A Comarca, Em Tópicos
A História não é um fato isolado. É uma concatenação de eventos que se compõem entre si e ganham sentido quando vistos em conjunto, já ensinou Evaldo Cabral de Mello. A Confederação do Equador de 1824, por exemplo, quando D. Pedro I desligou do território pernambucano a Comarca do Rio São Francisco, é extensão de uma série de acontecimentos anteriores que formaram o caráter libertário de Pernambuco - o que explica a posição quase suicida do estado (província, naquele período) de pegar em armas para fundar uma nação independente. Pernambuco foi historicamente uma "pedra no sapato" das elites dirigentes, explica Evaldo Cabral, cuja obra é por inteiro centrada nos acontecimentos daqui. "Considero a história pernambucana peculiar em relação ao Brasil", diz ele. "Se você a compara com a de qualquer outro estado brasileiro, fica impressionado com a freqüência de conflitos que tivemos. Fomos a parte do Brasil que originalmente tinha mais acesso à Europa, uma experiência mais cosmopolita, inclusive por causa da dominação holandesa". Quando D. Pedro I fechou a Assembléia Constituinte [que iria fazer a primeira Constituição brasileira], quem protestou? A resposta, por Evaldo Cabral: "Pernambuco foi a única província que se levantou contra a dissolução da Constituinte, episódio em que o Brasil foi empulhado de maneira vergonhosa". Abaixo, como encerramento desta série de reportagens sobre um passado que não deve ser esquecido, a 'concatenação de eventos' sobre a Comarca do Rio São Francisco:
1) As origens Desde o período das capitanias hereditárias as terras que formam o atual oeste baiano ficavam nos limites de Pernambuco. A área estava estabelecida na carta de doação do primeiro donatário da capitania de Pernambuco, Duarte Coelho, em 1534.

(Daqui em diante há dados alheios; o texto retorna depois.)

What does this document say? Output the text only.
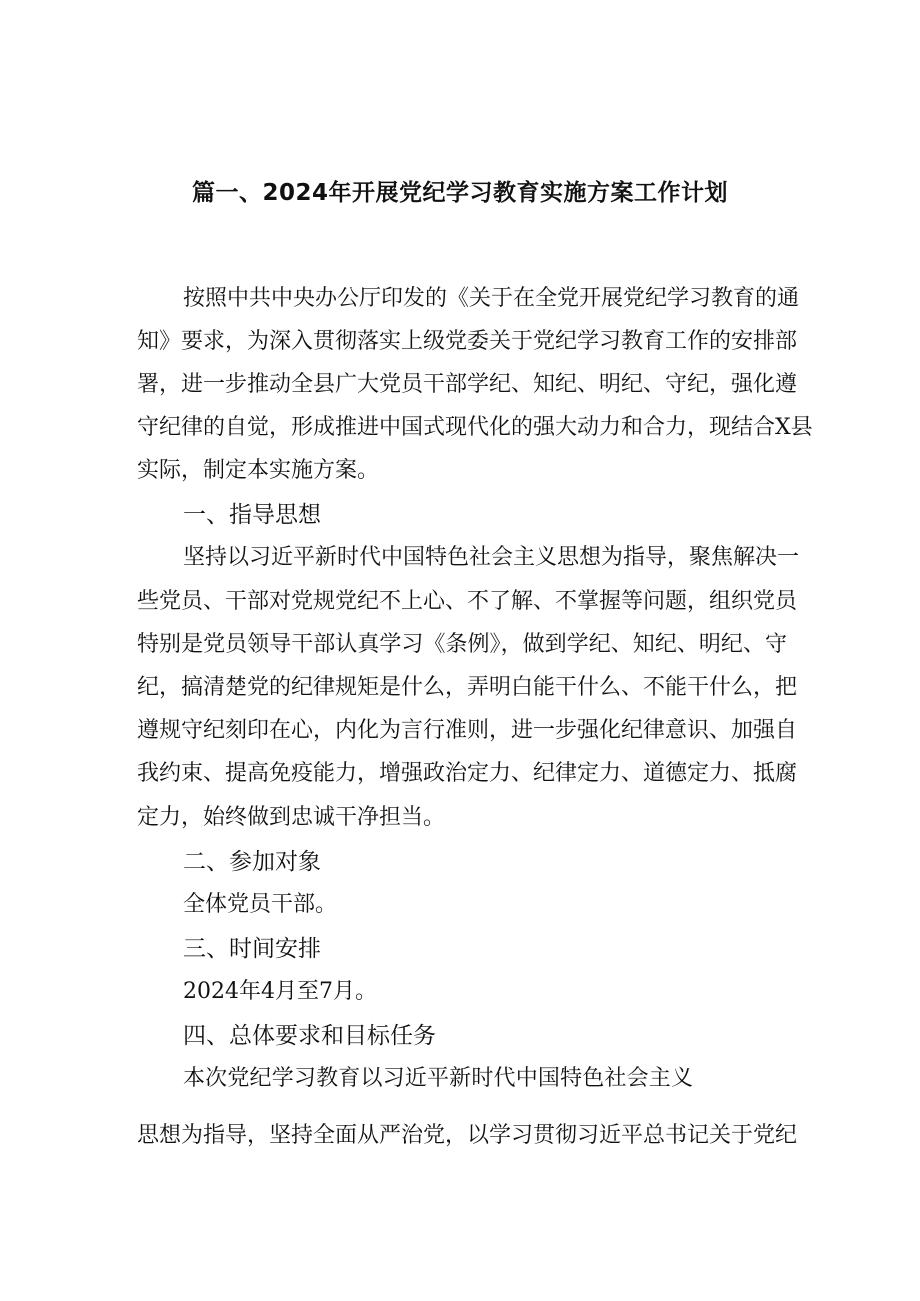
篇一、2024年开展党纪学习教育实施方案工作计划
按照中共中央办公厅印发的《关于在全党开展党纪学习教育的通
知》要求，为深入贯彻落实上级党委关于党纪学习教育工作的安排部
署，进一步推动全县广大党员干部学纪、知纪、明纪、守纪，强化遵
守纪律的自觉，形成推进中国式现代化的强大动力和合力，现结合X县
实际，制定本实施方案。
一、指导思想
坚持以习近平新时代中国特色社会主义思想为指导，聚焦解决一
些党员、干部对党规党纪不上心、不了解、不掌握等问题，组织党员
特别是党员领导干部认真学习《条例》，做到学纪、知纪、明纪、守
纪，搞清楚党的纪律规矩是什么，弄明白能干什么、不能干什么，把
遵规守纪刻印在心，内化为言行准则，进一步强化纪律意识、加强自
我约束、提高免疫能力，增强政治定力、纪律定力、道德定力、抵腐
定力，始终做到忠诚干净担当。
二、参加对象
全体党员干部。
三、时间安排
2024年4月至7月。
四、总体要求和目标任务
本次党纪学习教育以习近平新时代中国特色社会主义
思想为指导，坚持全面从严治党，以学习贯彻习近平总书记关于党纪
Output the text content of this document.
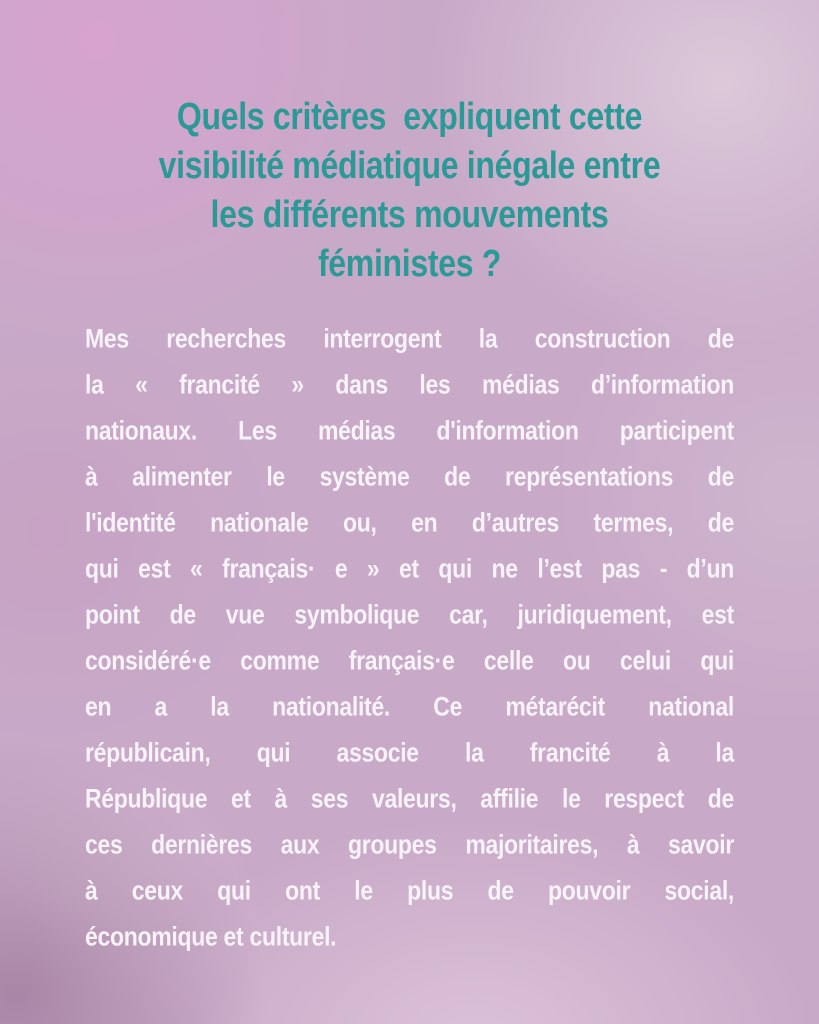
Quels critères  expliquent cette
visibilité médiatique inégale entre
les différents mouvements
féministes ?
Mes recherches interrogent la construction de
la « francité » dans les médias d’information
nationaux. Les médias d'information participent
à alimenter le système de représentations de
l'identité nationale ou, en d’autres termes, de
qui est « français· e » et qui ne l’est pas - d’un
point de vue symbolique car, juridiquement, est
considéré·e comme français·e celle ou celui qui
en a la nationalité. Ce métarécit national
républicain, qui associe la francité à la
République et à ses valeurs, affilie le respect de
ces dernières aux groupes majoritaires, à savoir
à ceux qui ont le plus de pouvoir social,
économique et culturel.
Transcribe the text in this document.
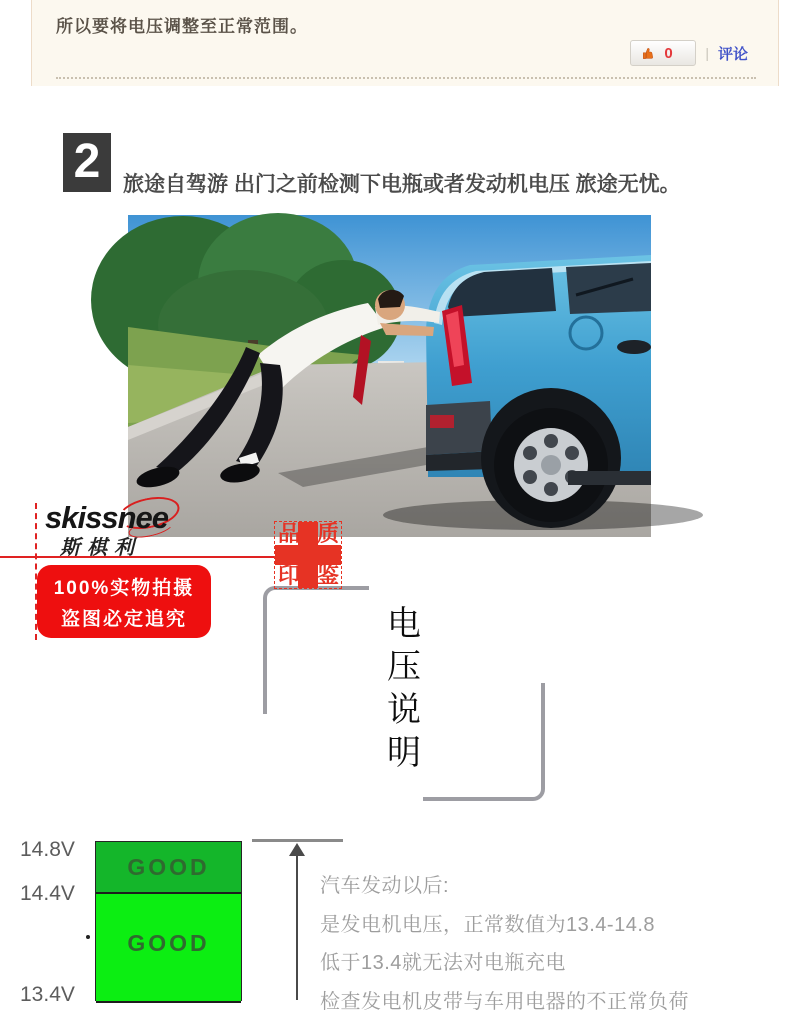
所以要将电压调整至正常范围。
0 | 评论
2	旅途自驾游 出门之前检测下电瓶或者发动机电压 旅途无忧。
skissnee
斯棋利
100%实物拍摄
盗图必定追究
品 质
印 鉴
电
压
说
明
14.8V
14.4V
13.4V
GOOD
GOOD
汽车发动以后:
是发电机电压，正常数值为13.4-14.8
低于13.4就无法对电瓶充电
检查发电机皮带与车用电器的不正常负荷
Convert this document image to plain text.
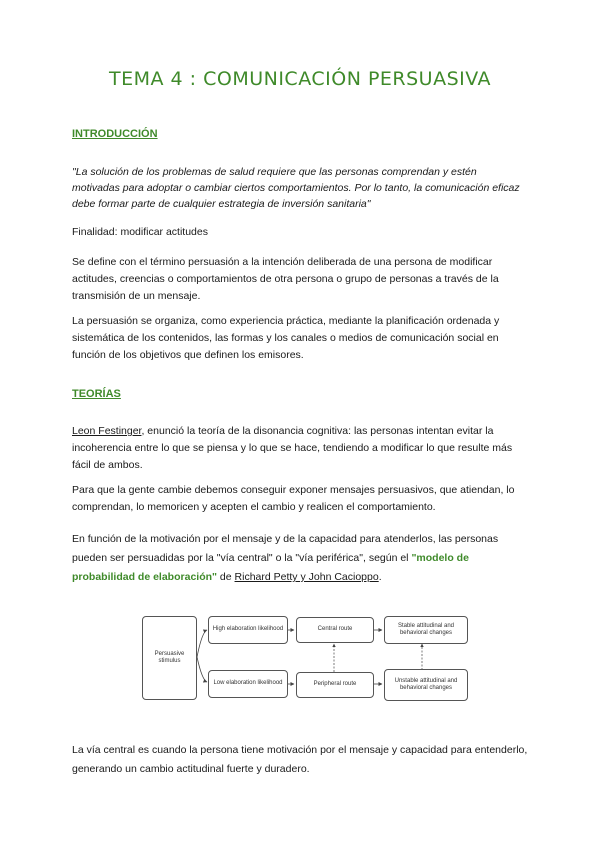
TEMA 4 : COMUNICACIÓN PERSUASIVA
INTRODUCCIÓN
"La solución de los problemas de salud requiere que las personas comprendan y estén motivadas para adoptar o cambiar ciertos comportamientos. Por lo tanto, la comunicación eficaz debe formar parte de cualquier estrategia de inversión sanitaria"
Finalidad: modificar actitudes
Se define con el término persuasión a la intención deliberada de una persona de modificar actitudes, creencias o comportamientos de otra persona o grupo de personas a través de la transmisión de un mensaje.
La persuasión se organiza, como experiencia práctica, mediante la planificación ordenada y sistemática de los contenidos, las formas y los canales o medios de comunicación social en función de los objetivos que definen los emisores.
TEORÍAS
Leon Festinger, enunció la teoría de la disonancia cognitiva: las personas intentan evitar la incoherencia entre lo que se piensa y lo que se hace, tendiendo a modificar lo que resulte más fácil de ambos.
Para que la gente cambie debemos conseguir exponer mensajes persuasivos, que atiendan, lo comprendan, lo memoricen y acepten el cambio y realicen el comportamiento.
En función de la motivación por el mensaje y de la capacidad para atenderlos, las personas pueden ser persuadidas por la "vía central" o la "vía periférica", según el "modelo de probabilidad de elaboración" de Richard Petty y John Cacioppo.
Persuasive stimulus
High elaboration likelihood
Low elaboration likelihood
Central route
Peripheral route
Stable attitudinal and behavioral changes
Unstable attitudinal and behavioral changes
La vía central es cuando la persona tiene motivación por el mensaje y capacidad para entenderlo, generando un cambio actitudinal fuerte y duradero.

2) Surge a Comarca do Rio São
Francisco Em 1810 foi criada a Comarca do Sertão. Como era muito extensa, foi
dividida em 3 de junho de 1820: uma parte continuou sendo "Comarca do
Sertão" e a outra virou a "Comarca do Rio São Francisco", cujos
limites iam do território onde atualmente se encontra Casa Nova até Carinhanha
- o Oeste da Bahia nos dias de hoje. As duas comarcas continuaram pertencendo a
Pernambuco.
3) 1817, a primeira perda de
território A Revolução de 1817 em Pernambuco foi um movimento precursor da
independência (cinco anos antes de ela acontecer). A província criou um governo
autônomo, independente de Portugal. Em represália, o rei D. João VI cometeu a
primeira mutilação do território pernambucano, tirando a então Comarca de
Alagoas. Diferentemente do que ocorreria com a do Rio São Francisco (anexada a
outra província), a Comarca de Alagoas ganharia autonomia, tornando-se
província.
4) 1824, a Confederação do
Equador Em 1823 D. Pedro I dissolveu a Assembléia Nacional Constituinte, que
iria elaborar a primeira constituição do país. A primeira Constituição do
Brasil foi, então, outorgada, em março de 1824. Pernambuco levantou-se contra o
que considerava absolutismo do imperador. Junto com Ceará, Paraíba e Rio Grande
do Norte, criou uma nação independente, a Confederação do Equador. Em 7 de
Julho de 1824 veio o decreto de D. Pedro I, tirando a Comarca do Rio São
Francisco de Pernambuco. Primeiro a anexação foi feita com Minas Gerais, depois
com a Bahia. "O que estão a exigir os insultos de Pernambuco? Um castigo,
e um castigo tal que sirva de exemplo para o futuro", disse o imperador em
27 de julho de 1824.
5) Por que a República não desfez
a Injustiça? Pernambuco foi punido por defender a República, 75 anos antes de
sua proclamação. Quando a monarquia foi derrubada e entramos no regime
republicano, em 1889, era o momento exato para se revindicar o retorno da
Comarca. Mas isso não aconteceu. A representação política pernambucana da época
agiu por pragmatismo, optando por não cobrar a recuperação do território. Como
a situação pós-Proclamação da República estava muito agitada (temia-se
inclusive o retorno do regime monárquico), e o tema suscitaria polêmica, a
opção foi deixar a causa para depois. "A fase do governo encarou tamanhas
e tão ingentes dificuldades, que foi mister pôr à margem muita coisa, para
aliviar a difícil tarefa deferida pelo governo", explicou em discurso no
dia 19 de junho de 1896 o senador por Pernambuco João Barbalho.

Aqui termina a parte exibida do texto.